And don't get overly jazzed about the taxes. Something like 50% of the population pays no income tax (though you still have to declare you worldwide income each year). Where they "get" you is with VAT at 20% on just about everything you buy - however the tax is rolled into the price of the goods. (So don't be surprised when things here are about 20% higher in price than you may be used to.)

Stone houses have their own characteristics here - that you'll learn about as you live here. Big one I've noticed is that stone construction tends to hold in the cool air well - so cooler in summer unless you get a prolonged heat wave, where the stones in the house are exposed to full sun. And then they hold in the heat better than you might want them to.


----------



## *Sunshine*

AJ_Stewart said:


> I will read the information on the web sites and send off some questions to them so we can prepare for her visa. She will be my dependant.


Could you please post the link for any official sources that indicate France will issue a dependent permit to a sibling?


----------



## Bevdeforges

*Sunshine* said:


> Could you please post the link for any official sources that indicate France will issue a dependent permit to a sibling?
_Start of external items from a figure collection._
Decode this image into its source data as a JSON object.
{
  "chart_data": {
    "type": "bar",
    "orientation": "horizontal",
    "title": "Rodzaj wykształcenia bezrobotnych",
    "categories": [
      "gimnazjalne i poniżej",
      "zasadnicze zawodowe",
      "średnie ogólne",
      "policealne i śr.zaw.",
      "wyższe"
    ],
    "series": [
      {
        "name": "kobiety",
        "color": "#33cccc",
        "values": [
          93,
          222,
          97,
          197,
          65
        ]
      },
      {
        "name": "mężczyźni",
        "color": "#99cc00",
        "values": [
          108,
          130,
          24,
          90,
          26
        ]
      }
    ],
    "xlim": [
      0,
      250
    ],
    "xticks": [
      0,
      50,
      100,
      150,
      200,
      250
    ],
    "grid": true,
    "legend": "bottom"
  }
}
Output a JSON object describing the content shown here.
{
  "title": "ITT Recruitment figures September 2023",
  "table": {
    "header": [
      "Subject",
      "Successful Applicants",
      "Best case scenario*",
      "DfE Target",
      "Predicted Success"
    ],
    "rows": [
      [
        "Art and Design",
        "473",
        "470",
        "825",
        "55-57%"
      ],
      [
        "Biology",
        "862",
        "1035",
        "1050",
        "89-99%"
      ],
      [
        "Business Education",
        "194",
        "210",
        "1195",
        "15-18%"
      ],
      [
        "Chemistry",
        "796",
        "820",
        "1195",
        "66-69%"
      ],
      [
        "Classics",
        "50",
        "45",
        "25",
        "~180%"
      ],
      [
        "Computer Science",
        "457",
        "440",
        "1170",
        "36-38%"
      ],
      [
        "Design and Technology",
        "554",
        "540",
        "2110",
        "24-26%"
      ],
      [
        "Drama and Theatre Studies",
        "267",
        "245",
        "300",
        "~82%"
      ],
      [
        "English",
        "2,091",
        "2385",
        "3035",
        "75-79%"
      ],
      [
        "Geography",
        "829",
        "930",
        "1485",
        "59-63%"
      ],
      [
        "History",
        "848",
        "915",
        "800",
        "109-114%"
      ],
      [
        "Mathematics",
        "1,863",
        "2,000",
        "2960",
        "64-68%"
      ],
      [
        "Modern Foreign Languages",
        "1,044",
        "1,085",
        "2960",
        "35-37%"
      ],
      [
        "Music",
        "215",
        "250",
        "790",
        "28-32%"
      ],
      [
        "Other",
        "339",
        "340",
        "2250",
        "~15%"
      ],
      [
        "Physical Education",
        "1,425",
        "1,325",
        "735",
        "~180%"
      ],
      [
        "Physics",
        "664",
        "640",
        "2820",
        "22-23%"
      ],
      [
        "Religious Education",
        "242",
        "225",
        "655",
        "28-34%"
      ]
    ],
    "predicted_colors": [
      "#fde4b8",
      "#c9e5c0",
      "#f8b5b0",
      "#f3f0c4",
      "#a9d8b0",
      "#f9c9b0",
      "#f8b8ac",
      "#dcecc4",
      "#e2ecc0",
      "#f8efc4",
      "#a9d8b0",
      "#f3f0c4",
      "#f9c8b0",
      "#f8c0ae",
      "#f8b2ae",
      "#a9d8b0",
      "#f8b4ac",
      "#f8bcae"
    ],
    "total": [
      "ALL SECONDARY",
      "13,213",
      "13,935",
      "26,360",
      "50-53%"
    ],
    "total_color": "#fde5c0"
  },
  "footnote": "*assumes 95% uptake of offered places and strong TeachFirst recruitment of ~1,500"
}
France doesn't really have a "dependent visa" per se. But they will issue a visa to a sibling if said sibling is "a member of the household" - meaning that they are legally dependent on the sibling for their means of existence. Usually means some long term physical or mental ailment which renders the person unable to live on their own. Basically it's a legal protection type of measure as described here: Protection juridique (tutelle, curatelle...)


----------



## *Sunshine*

Bevdeforges said:


> France doesn't really have a "dependent visa" per se. But they will issue a visa to a sibling if said sibling is "a member of the household" - meaning that they are legally dependent on the sibling for their means of existence. Usually means some long term physical or mental ailment which renders the person unable to live on their own. Basically it's a legal protection type of measure as described here: Protection juridique (tutelle, curatelle...)


How high is the bar set to qualify? Have you ever heard of anyone actually receiving a permit for a sibling?

Germany has a similar provision for extraordinary hardship, however, the requirements are so high that in practice it is extremely rarely issued.


----------



## Bevdeforges

*Sunshine* said:


> How high is the bar set to qualify? Have you ever heard of anyone actually receiving a permit for a sibling?


Basically the applicant would have to be the legal guardian or caretaker for the sibling - and to be considered a part of the household, ideally for some period of time before the visa application. It's more or less the same criteria that would apply to dependent parents.


----------